How do you trade e-mini futures? You trade them the same way that you trade all futures contracts, in the technical sense. Hedge funds and the investors at large institutions trade the larger, full-fledged versions of the e-minis. This goes for index funds, too. So, e-mini index futures would also be based on indicators like the Dow Jones Industrial Average, the NASDAQ 100, the S&P 500, and the Russell 2000. You trade e-mini futures contracts, whether they are index futures or commodities, from your home via the Internet, just as you would do with full-fledged futures contracts.

The big difference is that e-minis don’t require the large margin accounts that full-fledged futures do. E-mini futures are about one-fifth the size of their full fledged futures counterparts. E-minis are the perfect way for “regular Joe” investors to get in on the exciting and potentially lucrative action of day trading futures contracts.

But the second part of the question of “how to trade e-mini futures” involves the approach you should take-that is, the mental approach. What mentality should you have about them? What should be your attitude? What should be your motivation? Let’s look at that.

First, enough cannot be said about the advantages of those low margin accounts for e-mini futures. Day trading stocks or full-fledged futures contracts has become just too expensive for many everyday traders because of margin requirements which may run into the many thousands of or tens of thousands of dollars. Trading e-minis contracts can be done with margins of $500 or even less. That’s one very good reason why you should be motivated to trade them.

Leveraging is another prime motivating factor for the e-mini day trader. E-mini futures, for the price that they go for and for those low margin requirements, probably offer the greatest leveraging power of any investment. Trading oil stocks or even oil options, for example, cannot compete with the relatively large amount of profit that could be made on just a few points’ movement with an e-mini oil futures contract. Roughly speaking, a five-point price movement with an e-mini equals a 200-point day with an individual stock purchase of the same underlying asset. Of course, this also means there’s greater risk, but if you follow a disciplined system you’ll learn how to best minimize your risks and your losses while maximizing your profits.

Speaking of risk control, if you want to control risk in the easiest possible way without compromising the ability to potentially make big money, it probably doesn’t get any better than an e-mini index futures contract.

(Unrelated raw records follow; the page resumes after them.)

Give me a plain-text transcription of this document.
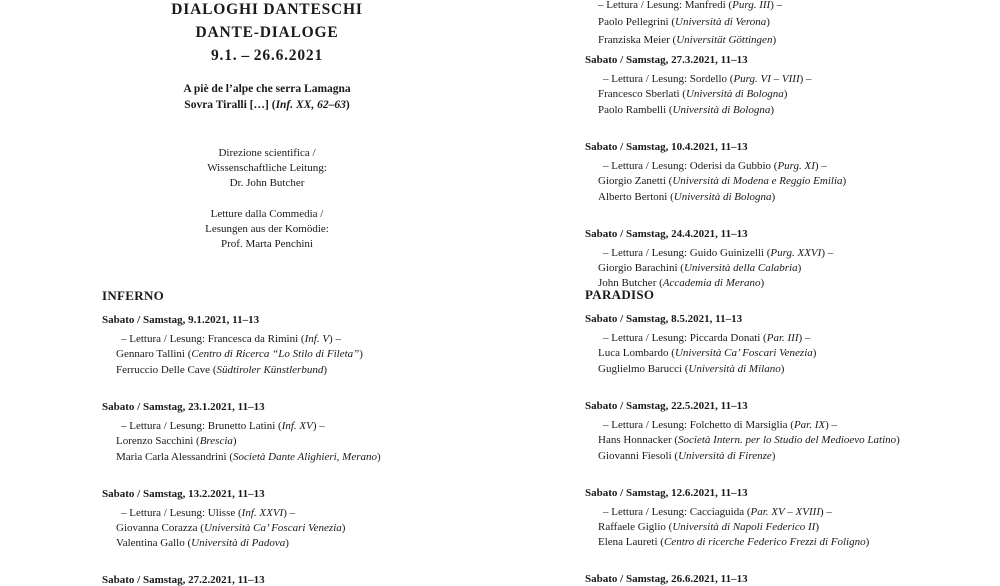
DIALOGHI DANTESCHI
DANTE-DIALOGE
9.1. – 26.6.2021
A piè de l’alpe che serra Lamagna
Sovra Tiralli […] (Inf. XX, 62–63)
Direzione scientifica /
Wissenschaftliche Leitung:
Dr. John Butcher
Letture dalla Commedia /
Lesungen aus der Komödie:
Prof. Marta Penchini
INFERNO
Sabato / Samstag, 9.1.2021, 11–13
– Lettura / Lesung: Francesca da Rimini (Inf. V) –
Gennaro Tallini (Centro di Ricerca “Lo Stilo di Fileta”)
Ferruccio Delle Cave (Südtiroler Künstlerbund)
Sabato / Samstag, 23.1.2021, 11–13
– Lettura / Lesung: Brunetto Latini (Inf. XV) –
Lorenzo Sacchini (Brescia)
Maria Carla Alessandrini (Società Dante Alighieri, Merano)
Sabato / Samstag, 13.2.2021, 11–13
– Lettura / Lesung: Ulisse (Inf. XXVI) –
Giovanna Corazza (Università Ca’ Foscari Venezia)
Valentina Gallo (Università di Padova)
Sabato / Samstag, 27.2.2021, 11–13
– Lettura / Lesung: Manfredi (Purg. III) –
Paolo Pellegrini (Università di Verona)
Franziska Meier (Universität Göttingen)
Sabato / Samstag, 27.3.2021, 11–13
– Lettura / Lesung: Sordello (Purg. VI – VIII) –
Francesco Sberlati (Università di Bologna)
Paolo Rambelli (Università di Bologna)
Sabato / Samstag, 10.4.2021, 11–13
– Lettura / Lesung: Oderisi da Gubbio (Purg. XI) –
Giorgio Zanetti (Università di Modena e Reggio Emilia)
Alberto Bertoni (Università di Bologna)
Sabato / Samstag, 24.4.2021, 11–13
– Lettura / Lesung: Guido Guinizelli (Purg. XXVI) –
Giorgio Barachini (Università della Calabria)
John Butcher (Accademia di Merano)
PARADISO
Sabato / Samstag, 8.5.2021, 11–13
– Lettura / Lesung: Piccarda Donati (Par. III) –
Luca Lombardo (Università Ca’ Foscari Venezia)
Guglielmo Barucci (Università di Milano)
Sabato / Samstag, 22.5.2021, 11–13
– Lettura / Lesung: Folchetto di Marsiglia (Par. IX) –
Hans Honnacker (Società Intern. per lo Studio del Medioevo Latino)
Giovanni Fiesoli (Università di Firenze)
Sabato / Samstag, 12.6.2021, 11–13
– Lettura / Lesung: Cacciaguida (Par. XV – XVIII) –
Raffaele Giglio (Università di Napoli Federico II)
Elena Laureti (Centro di ricerche Federico Frezzi di Foligno)
Sabato / Samstag, 26.6.2021, 11–13
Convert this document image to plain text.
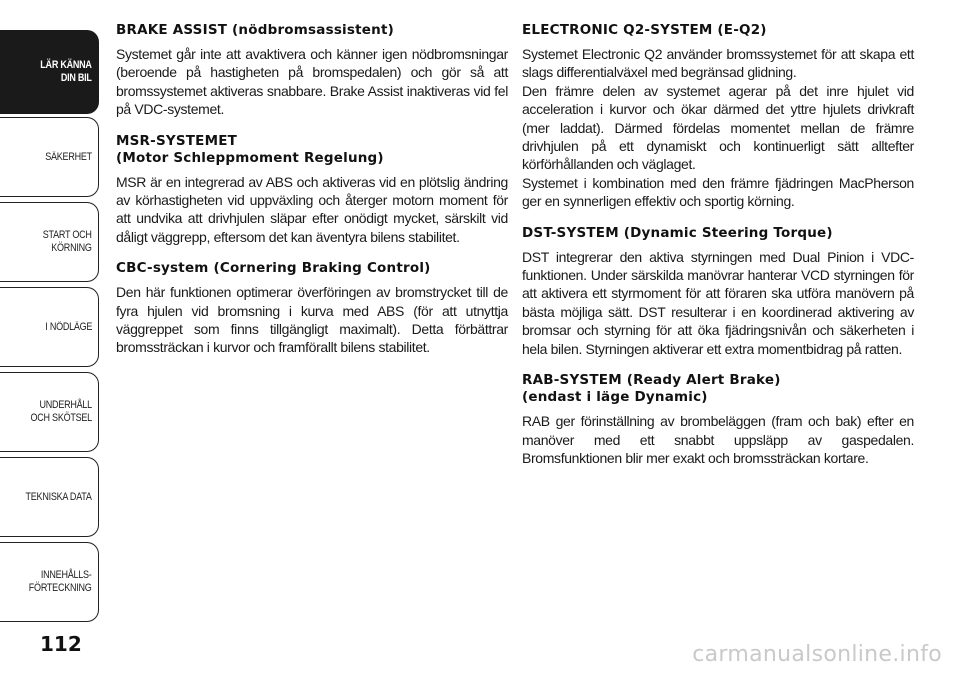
LÄR KÄNNA
DIN BIL
SÄKERHET
START OCH
KÖRNING
I NÖDLÄGE
UNDERHÅLL
OCH SKÖTSEL
TEKNISKA DATA
INNEHÅLLS-
FÖRTECKNING
112
BRAKE ASSIST (nödbromsassistent)

Systemet går inte att avaktivera och känner igen nödbromsningar (beroende på hastigheten på bromspedalen) och gör så att bromssystemet aktiveras snabbare. Brake Assist inaktiveras vid fel på VDC-systemet.

MSR-SYSTEMET
(Motor Schleppmoment Regelung)

MSR är en integrerad av ABS och aktiveras vid en plötslig ändring av körhastigheten vid uppväxling och återger motorn moment för att undvika att drivhjulen släpar efter onödigt mycket, särskilt vid dåligt väggrepp, eftersom det kan äventyra bilens stabilitet.

CBC-system (Cornering Braking Control)

Den här funktionen optimerar överföringen av bromstrycket till de fyra hjulen vid bromsning i kurva med ABS (för att utnyttja väggreppet som finns tillgängligt maximalt). Detta förbättrar bromssträckan i kurvor och framförallt bilens stabilitet.

ELECTRONIC Q2-SYSTEM (E-Q2)

Systemet Electronic Q2 använder bromssystemet för att skapa ett slags differentialväxel med begränsad glidning.

Den främre delen av systemet agerar på det inre hjulet vid acceleration i kurvor och ökar därmed det yttre hjulets drivkraft (mer laddat). Därmed fördelas momentet mellan de främre drivhjulen på ett dynamiskt och kontinuerligt sätt alltefter körförhållanden och väglaget.

Systemet i kombination med den främre fjädringen MacPherson ger en synnerligen effektiv och sportig körning.

DST-SYSTEM (Dynamic Steering Torque)

DST integrerar den aktiva styrningen med Dual Pinion i VDC-funktionen. Under särskilda manövrar hanterar VCD styrningen för att aktivera ett styrmoment för att föraren ska utföra manövern på bästa möjliga sätt. DST resulterar i en koordinerad aktivering av bromsar och styrning för att öka fjädringsnivån och säkerheten i hela bilen. Styrningen aktiverar ett extra momentbidrag på ratten.

RAB-SYSTEM (Ready Alert Brake)
(endast i läge Dynamic)

RAB ger förinställning av brombeläggen (fram och bak) efter en manöver med ett snabbt uppsläpp av gaspedalen. Bromsfunktionen blir mer exakt och bromssträckan kortare.

carmanualsonline.info
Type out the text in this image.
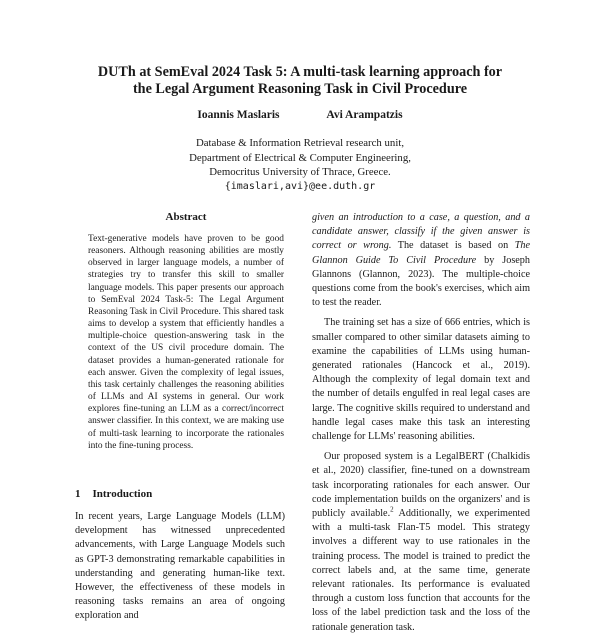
DUTh at SemEval 2024 Task 5: A multi-task learning approach for
the Legal Argument Reasoning Task in Civil Procedure
Ioannis Maslaris	Avi Arampatzis
Database & Information Retrieval research unit,
Department of Electrical & Computer Engineering,
Democritus University of Thrace, Greece.
{imaslari,avi}@ee.duth.gr
Abstract

Text-generative models have proven to be good reasoners. Although reasoning abilities are mostly observed in larger language models, a number of strategies try to transfer this skill to smaller language models. This paper presents our approach to SemEval 2024 Task-5: The Legal Argument Reasoning Task in Civil Procedure. This shared task aims to develop a system that efficiently handles a multiple-choice question-answering task in the context of the US civil procedure domain. The dataset provides a human-generated rationale for each answer. Given the complexity of legal issues, this task certainly challenges the reasoning abilities of LLMs and AI systems in general. Our work explores fine-tuning an LLM as a correct/incorrect answer classifier. In this context, we are making use of multi-task learning to incorporate the rationales into the fine-tuning process.

1 Introduction

In recent years, Large Language Models (LLM) development has witnessed unprecedented advancements, with Large Language Models such as GPT-3 demonstrating remarkable capabilities in understanding and generating human-like text. However, the effectiveness of these models in reasoning tasks remains an area of ongoing exploration and

given an introduction to a case, a question, and a candidate answer, classify if the given answer is correct or wrong. The dataset is based on The Glannon Guide To Civil Procedure by Joseph Glannons (Glannon, 2023). The multiple-choice questions come from the book's exercises, which aim to test the reader.

The training set has a size of 666 entries, which is smaller compared to other similar datasets aiming to examine the capabilities of LLMs using human-generated rationales (Hancock et al., 2019). Although the complexity of legal domain text and the number of details engulfed in real legal cases are large. The cognitive skills required to understand and handle legal cases make this task an interesting challenge for LLMs' reasoning abilities.

Our proposed system is a LegalBERT (Chalkidis et al., 2020) classifier, fine-tuned on a downstream task incorporating rationales for each answer. Our code implementation builds on the organizers' and is publicly available.$^2$ Additionally, we experimented with a multi-task Flan-T5 model. This strategy involves a different way to use rationales in the training process. The model is trained to predict the correct labels and, at the same time, generate relevant rationales. Its performance is evaluated through a custom loss function that accounts for the loss of the label prediction task and the loss of the rationale generation task.
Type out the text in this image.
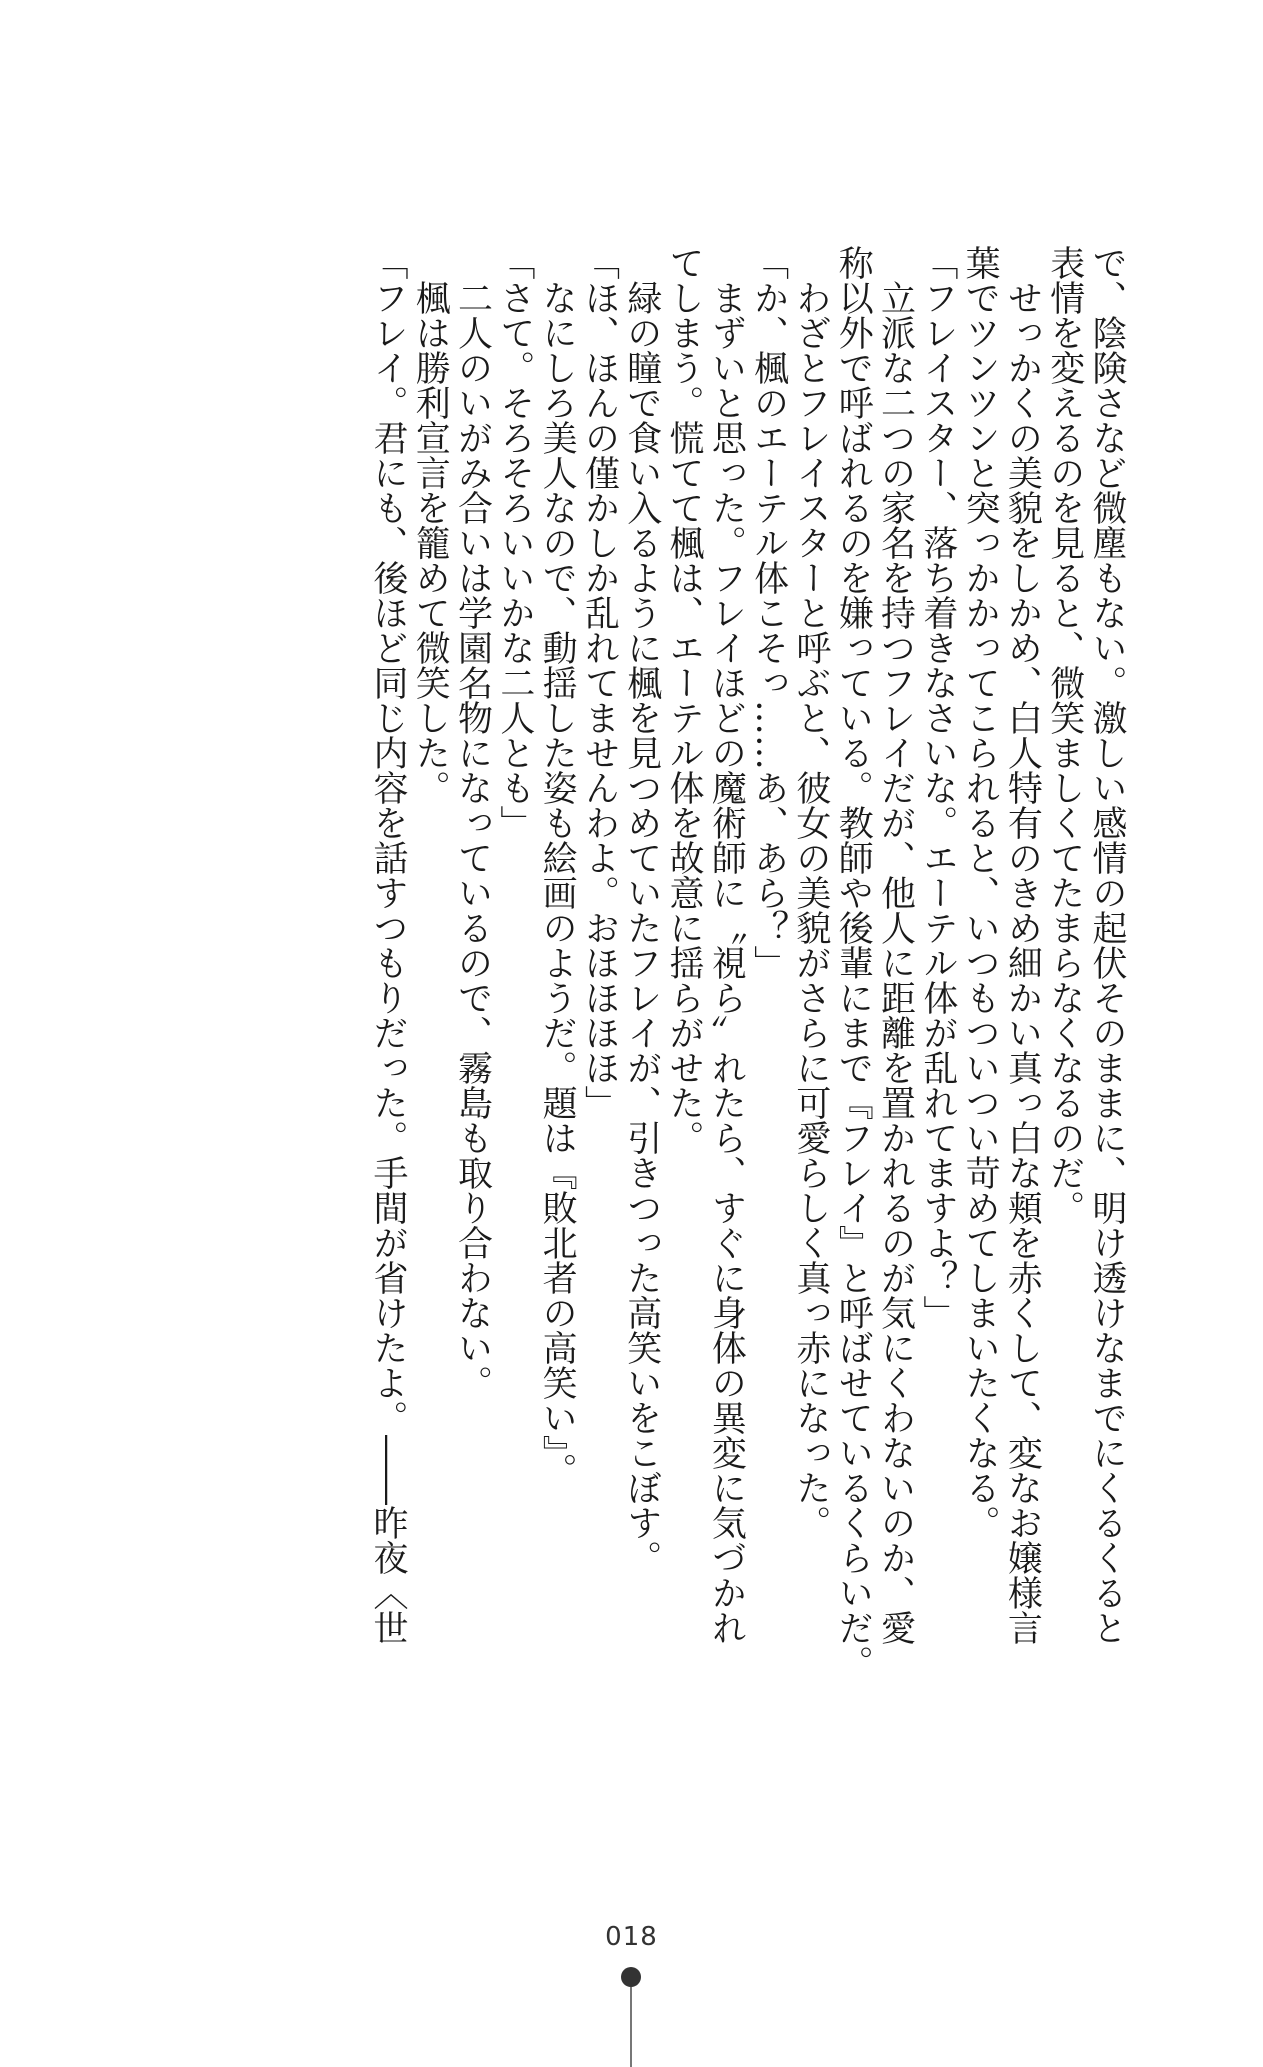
で、陰険さなど微塵もない。激しい感情の起伏そのままに、明け透けなまでにくるくると

表情を変えるのを見ると、微笑ましくてたまらなくなるのだ。

　せっかくの美貌をしかめ、白人特有のきめ細かい真っ白な頬を赤くして、変なお嬢様言

葉でツンツンと突っかかってこられると、いつもついつい苛めてしまいたくなる。

「フレイスター、落ち着きなさいな。エーテル体が乱れてますよ？」

　立派な二つの家名を持つフレイだが、他人に距離を置かれるのが気にくわないのか、愛

称以外で呼ばれるのを嫌っている。教師や後輩にまで『フレイ』と呼ばせているくらいだ。

　わざとフレイスターと呼ぶと、彼女の美貌がさらに可愛らしく真っ赤になった。

「か、楓のエーテル体こそっ……あ、あら？」

　まずいと思った。フレイほどの魔術師に〝視ら〟れたら、すぐに身体の異変に気づかれ

てしまう。慌てて楓は、エーテル体を故意に揺らがせた。

　緑の瞳で食い入るように楓を見つめていたフレイが、引きつった高笑いをこぼす。

「ほ、ほんの僅かしか乱れてませんわよ。おほほほほ」

　なにしろ美人なので、動揺した姿も絵画のようだ。題は『敗北者の高笑い』。

「さて。そろそろいいかな二人とも」

　二人のいがみ合いは学園名物になっているので、霧島も取り合わない。

　楓は勝利宣言を籠めて微笑した。

「フレイ。君にも、後ほど同じ内容を話すつもりだった。手間が省けたよ。――昨夜〈世

018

Look at the market on the whole in one fell swoop. Make sweeping trading decisions with simplicity. Leverage the whole market at once, without giving yourself dain bramage from trying to figure out the best of two seemingly identical trading choices.

In fact, all e-mini futures trading is comparably easy to maintain and follow, as long as tried and true proper discipline and technique are used. Low margins…awesome leveraging…simplicity…what could be better for an investor? Joyous e-mini trading to you!